With regard to wine, native agency is stressed; the producers and carriers of it, the Greeks, are left in the wings. Whereas ancient authors stress the strong Greek identity consciously assumed by classical–Hellenistic Massalia, Dietler contends that the Phocaeans appeared to the locals not as representatives of a common Panhellenic culture but more as a gaggle of dirty, incomprehensible, strangely behaved outsiders. It has become commonplace for studies of cultural contact to downplay the identity of the colonists to enhance the prospects of interaction with the natives. So, when he summarizes the main differences between native and Greek urban landscapes, Dietler uses the evidence from the numerous excavations of local settlements to suggest that the changes observed may owe more to local experiment than to outside influence. A survey of evidence from archaic and classical Massalia concludes that what was on show was no classical Athens but a rather unimpressive fortified town of mostly mudbrick structures. Dietler has castigated a European tradition driven by blind admiration for Greece and Rome; he seems driven, contrarily, to the contrary position of minimizing the role of colonists wherever he can. Archaeological evidence from archaic Massalia is not rich but does indicate the presence of monuments that outstripped anything erected by the natives until Roman times. Perhaps these did not impress the locals and nor did the vast wine trade. What this fails to explain is why the (Hellenized? Romanized?) Gallo-Roman historian Trogus, a quotation from whom opens this volume and whose "powerful and pervasive legacy" is berated in its last lines (346), could write that, "from the people of Massalia . . . the Gauls learned a more civilized way of life" (1). Of course the big question is: what is a more civilized way of life and for whom—Greeks, Romans, locals, or all of the above?

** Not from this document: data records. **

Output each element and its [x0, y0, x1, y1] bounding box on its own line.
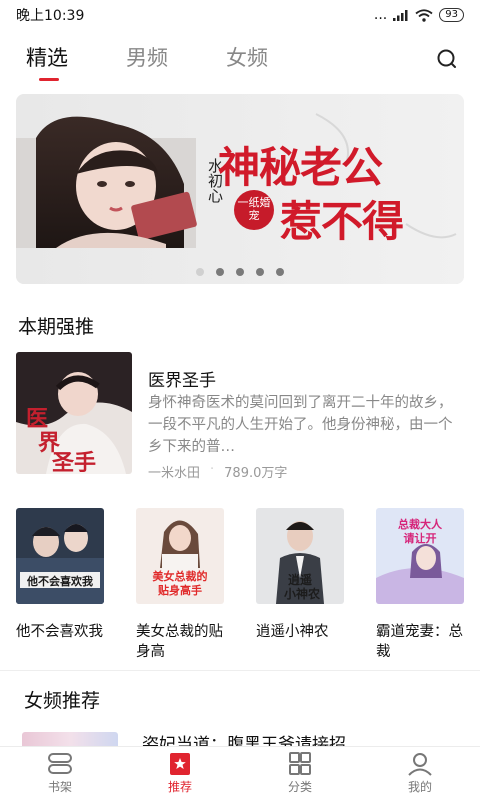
- book-title[interactable]: 他不会喜欢我: [16, 622, 104, 662]
- featured-book-word-count: 789.0万字: [224, 466, 288, 481]
- book-grid-row: 他不会喜欢我 他不会喜欢我 美女总裁的 贴身高手 美女总裁的贴身高 逍遥 小神农…: [16, 508, 464, 660]
- meta-separator: ·: [210, 462, 215, 477]
- featured-section-title: 本期强推: [18, 316, 95, 338]
- peek-book-cover[interactable]: [22, 732, 118, 746]
- status-time: 晚上10:39: [16, 8, 85, 24]
- book-card[interactable]: 美女总裁的 贴身高手 美女总裁的贴身高: [136, 508, 224, 662]
- book-title[interactable]: 美女总裁的贴身高: [136, 622, 224, 662]
- wifi-icon: [415, 8, 433, 22]
- user-icon: [408, 753, 432, 776]
- book-cover[interactable]: 美女总裁的 贴身高手: [136, 508, 224, 604]
- peek-book-title[interactable]: 姿妃当道：腹黑王爷请接招: [142, 730, 346, 746]
- status-bar: 晚上10:39 ... 93: [0, 0, 480, 30]
- channel-tabs: 精选 男频 女频: [0, 36, 480, 86]
- book-cover-title-line2: 贴身高手: [157, 583, 202, 597]
- book-card[interactable]: 他不会喜欢我 他不会喜欢我: [16, 508, 104, 662]
- book-title[interactable]: 霸道宠妻：总裁: [376, 622, 464, 662]
- signal-dots-icon: ...: [373, 7, 388, 23]
- book-card[interactable]: 逍遥 小神农 逍遥小神农: [256, 508, 344, 662]
- nav-profile[interactable]: 我的: [360, 747, 480, 800]
- battery-icon: 93: [439, 8, 464, 22]
- nav-bookshelf[interactable]: 书架: [0, 747, 120, 800]
- featured-book-description: 身怀神奇医术的莫问回到了离开二十年的故乡，一段不平凡的人生开始了。他身份神秘，由…: [148, 395, 453, 455]
- star-bookmark-icon: [170, 753, 190, 775]
- book-cover-title-line2: 小神农: [284, 586, 320, 601]
- featured-book[interactable]: 医 界 圣手 医界圣手 身怀神奇医术的莫问回到了离开二十年的故乡，一段不平凡的人…: [16, 352, 464, 481]
- featured-book-meta: 一米水田 · 789.0万字: [148, 462, 287, 481]
- featured-cover-title-part3: 圣手: [52, 450, 96, 474]
- book-title[interactable]: 逍遥小神农: [256, 622, 344, 662]
- featured-book-author: 一米水田: [148, 466, 201, 481]
- book-card[interactable]: 总裁大人 请让开 霸道宠妻：总裁: [376, 508, 464, 662]
- featured-book-cover[interactable]: 医 界 圣手: [16, 352, 132, 474]
- female-section-title: 女频推荐: [24, 690, 101, 712]
- nav-category[interactable]: 分类: [240, 747, 360, 800]
- tab-featured[interactable]: 精选: [26, 42, 68, 72]
- banner-dot[interactable]: [236, 268, 244, 276]
- bottom-navigation: 书架 推荐 分类 我的: [0, 746, 480, 800]
- book-cover-title-line1: 逍遥: [288, 572, 312, 587]
- search-icon[interactable]: [434, 46, 460, 72]
- book-cover[interactable]: 总裁大人 请让开: [376, 508, 464, 604]
- featured-cover-title-part1: 医: [26, 406, 48, 432]
- book-cover[interactable]: 他不会喜欢我: [16, 508, 104, 604]
- female-book-peek[interactable]: 姿妃当道：腹黑王爷请接招: [22, 728, 462, 746]
- book-cover-title-line1: 美女总裁的: [153, 569, 208, 583]
- nav-label: 书架: [47, 780, 72, 794]
- tab-female[interactable]: 女频: [226, 42, 268, 72]
- featured-book-title[interactable]: 医界圣手: [148, 366, 216, 391]
- banner-dot[interactable]: [216, 268, 224, 276]
- nav-label: 分类: [287, 780, 312, 794]
- nav-recommend[interactable]: 推荐: [120, 747, 240, 800]
- status-icons: ... 93: [374, 7, 464, 23]
- section-divider: [0, 670, 480, 671]
- tab-male[interactable]: 男频: [126, 42, 168, 72]
- banner-title-line1: 神秘老公: [218, 143, 383, 192]
- nav-label: 我的: [407, 780, 432, 794]
- banner-pagination: [16, 268, 464, 276]
- cellular-signal-icon: [393, 10, 408, 21]
- active-tab-indicator: [39, 78, 59, 81]
- banner-dot[interactable]: [256, 268, 264, 276]
- book-cover[interactable]: 逍遥 小神农: [256, 508, 344, 604]
- book-cover-title: 他不会喜欢我: [26, 574, 93, 588]
- nav-label: 推荐: [167, 780, 192, 794]
- banner-seal: 一纸婚宠: [234, 190, 274, 230]
- grid-icon: [289, 752, 311, 775]
- book-cover-title-line1: 总裁大人: [398, 517, 443, 531]
- banner-title-line2: 惹不得: [280, 197, 404, 246]
- bookshelf-icon: [48, 753, 72, 774]
- promo-banner[interactable]: 水初心 神秘老公 一纸婚宠 惹不得: [16, 94, 464, 284]
- banner-dot[interactable]: [196, 268, 204, 276]
- banner-dot[interactable]: [276, 268, 284, 276]
- book-cover-title-line2: 请让开: [404, 531, 437, 545]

We lurch to extremes. Before, simplistic models stressed the superiority of Greek culture in a colonial context and assigned a passive or lesser role to the locals. These have rightly been criticized and generally discarded. Now, the locals find the Greeks "dirty and unimpressive," and colonialism is just "a highly contingent process of entanglement in which asymmetries of power emerge from unintended consequences" (346). We borrow vocabulary too easily from other disciplines and more recent colonial and postcolonial studies and become trapped in terminology wars. I would say that the relationship in the spotlight was mutually beneficial; otherwise, how would these two very different peoples with very different ways of life cohabit for several centuries with little manifest friction and enter into economic, cultural, and other contacts?
Dietler's book is full of interesting (and challenging) insights woven from a particular anthropologically driven perspective, which the theme of cultural contact invites, but it is too heavily theoretical for beginners to the region or the subject.